Un anno dopo, l’assemblea di Fiera Milano Spa è sempre ad aprile, il giorno 22. Stavolta la domanda, formulata dall’azionista Tommaso Marino (lo stesso del 2021), è la numero 1: “Leggo a pag. 79 della Relazione Finanziaria 2021, che, indirettamente, il ‘Dottor Carlo Bonomi’ avrebbe una laurea. Ma proprio qualche tempo fa qui mi fu risposto qui (sic!) che ne fosse sprovvisto. E questo a parte quello che io penso e cioè che ciò dimostra come quando una persona sia capace, la laurea non serva, tant’è che il dott. Bonomi ha raggiunto i vertici di Confindustria pur essendo privo di laurea. Gliel’hanno data di recente, honoris causa?”. La risposta è la stessa dell’anno precedente, con la differenza che Bonomi viene appellato come “Presidente”, non più come “Dottor”: “Come già indicato lo scorso anno, il Presidente Bonomi non è laureato”. Pratica chiusa.
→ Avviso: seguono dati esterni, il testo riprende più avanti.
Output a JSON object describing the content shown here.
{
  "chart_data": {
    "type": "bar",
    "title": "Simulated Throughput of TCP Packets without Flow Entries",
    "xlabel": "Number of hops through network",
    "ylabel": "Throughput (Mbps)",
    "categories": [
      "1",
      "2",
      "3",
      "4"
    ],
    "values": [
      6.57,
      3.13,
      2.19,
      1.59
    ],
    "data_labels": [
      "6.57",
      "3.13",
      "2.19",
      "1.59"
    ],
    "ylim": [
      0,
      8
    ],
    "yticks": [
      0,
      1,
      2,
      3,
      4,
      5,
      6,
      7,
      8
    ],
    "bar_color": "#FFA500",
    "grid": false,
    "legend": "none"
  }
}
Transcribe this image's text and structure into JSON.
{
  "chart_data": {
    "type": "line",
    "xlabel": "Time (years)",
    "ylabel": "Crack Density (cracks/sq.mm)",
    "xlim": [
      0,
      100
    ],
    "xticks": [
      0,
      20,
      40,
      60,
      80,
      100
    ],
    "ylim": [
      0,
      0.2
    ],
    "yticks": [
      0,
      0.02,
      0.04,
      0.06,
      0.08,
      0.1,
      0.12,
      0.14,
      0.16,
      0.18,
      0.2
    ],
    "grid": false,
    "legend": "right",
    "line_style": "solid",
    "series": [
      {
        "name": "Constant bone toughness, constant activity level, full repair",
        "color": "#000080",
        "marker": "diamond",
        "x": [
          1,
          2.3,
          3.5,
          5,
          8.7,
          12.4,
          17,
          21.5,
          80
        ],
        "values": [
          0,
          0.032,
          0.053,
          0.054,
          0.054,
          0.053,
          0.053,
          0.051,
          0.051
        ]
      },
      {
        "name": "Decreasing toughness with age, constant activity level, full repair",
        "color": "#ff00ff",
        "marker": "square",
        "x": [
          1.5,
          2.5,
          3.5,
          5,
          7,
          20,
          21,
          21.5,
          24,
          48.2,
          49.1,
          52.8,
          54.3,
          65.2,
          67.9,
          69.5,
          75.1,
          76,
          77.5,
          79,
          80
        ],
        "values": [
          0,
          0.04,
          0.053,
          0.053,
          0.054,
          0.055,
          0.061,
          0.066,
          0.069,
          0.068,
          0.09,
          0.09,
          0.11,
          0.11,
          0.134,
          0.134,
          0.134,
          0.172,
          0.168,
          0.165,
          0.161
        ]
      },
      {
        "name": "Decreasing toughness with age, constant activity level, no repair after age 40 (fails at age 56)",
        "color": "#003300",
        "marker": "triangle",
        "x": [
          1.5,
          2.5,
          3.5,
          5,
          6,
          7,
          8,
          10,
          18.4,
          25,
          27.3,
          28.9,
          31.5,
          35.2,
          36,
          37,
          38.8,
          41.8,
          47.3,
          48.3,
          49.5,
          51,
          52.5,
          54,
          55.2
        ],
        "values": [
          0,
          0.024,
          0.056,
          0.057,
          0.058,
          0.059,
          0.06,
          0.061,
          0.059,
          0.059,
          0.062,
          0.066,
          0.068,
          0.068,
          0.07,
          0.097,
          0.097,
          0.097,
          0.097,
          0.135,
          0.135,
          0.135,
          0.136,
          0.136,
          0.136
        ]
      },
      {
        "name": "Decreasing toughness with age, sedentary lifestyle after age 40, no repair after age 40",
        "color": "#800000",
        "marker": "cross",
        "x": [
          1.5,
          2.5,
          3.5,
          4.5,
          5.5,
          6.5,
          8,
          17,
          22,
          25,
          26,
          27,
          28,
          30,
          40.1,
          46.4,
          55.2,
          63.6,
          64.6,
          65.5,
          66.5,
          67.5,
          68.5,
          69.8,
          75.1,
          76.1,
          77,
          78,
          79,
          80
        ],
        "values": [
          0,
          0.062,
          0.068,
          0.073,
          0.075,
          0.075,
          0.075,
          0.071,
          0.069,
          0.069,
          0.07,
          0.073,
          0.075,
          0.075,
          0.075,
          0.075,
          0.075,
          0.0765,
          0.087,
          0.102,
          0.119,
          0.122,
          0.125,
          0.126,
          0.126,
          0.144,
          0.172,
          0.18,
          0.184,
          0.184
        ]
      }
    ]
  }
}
Amen.

In realtà, il problema di Bonomi dottore o signore non è secondario, per il futuro dello stesso presidente, che nel 2024 finirà il suo mandato in Confidustria. Detta in maniera volgare la questione è semplice: Bonomi vuole un’altra poltrona per rimanere a Roma. Definito come imprenditore del settore biomedico, questo cremonese classe 1966 è arrivato prima al vertice di Assolombarda indi a quello di Confindustria avendo in sostanza il 4,5 per cento di un’azienda che distribuisce apparecchi “elettromedicali”, la Synopo. Insomma è un professionista che accumula incarichi. Non a caso, all’inizio del 2022, ha provato invano – con il sostegno dell’amico Paolo Scaroni, oggi presidente del Milan e dell’Enel – a farsi eleggere presidente della Lega di Serie A di calcio. Senza dimenticare che in Confindustria circola da tempo l’indiscrezione di una proroga, improbabile a dire il vero, del suo mandato fino al 2026. La politica poi: Bonomi è entrato sia nel totonomi del governo Draghi sia in quello Meloni.

Una personalità che quindi si fa berlusconianamente concava e convessa a seconda delle fasi e delle opportunità. Come dimostra finanche la sua clamorosa giravolta contro il Superbonus. Detto questo, adesso il progetto di Bonomi è quello di arrivare a sedersi sulla poltrona di presidente del cda della Luiss, l’università confindustriale. Per una consuetudine consolidatasi nei decenni i capi uscenti di Viale dell’Astronomia hanno traslocato lì. Da Guido Carli e Luigi Abete fino all’ultimo, Vincenzo Boccia. Tutti fregiati dall’alloro accademico, però. Del resto, guidare la Luiss senza una laurea è come guidare un’auto senza la patente. Ma Bonomi vuole il posto a tutti i costi, dimenticando che anche la legge non consente questa nomina. Il decreto legge numero 13 del 24 febbraio scorso, quello per l’attuazione del Pnrr, al comma 9 dell’articolo 26 introduce quale requisito per la carica di presidente di un’università il possesso di un titolo di studio non inferiore alla laurea. Bonomi però non si rassegna e insisterà fino in fondo. La Luiss è in rivolta e la storia è appena all’inizio. Siamo solo alla prima puntata.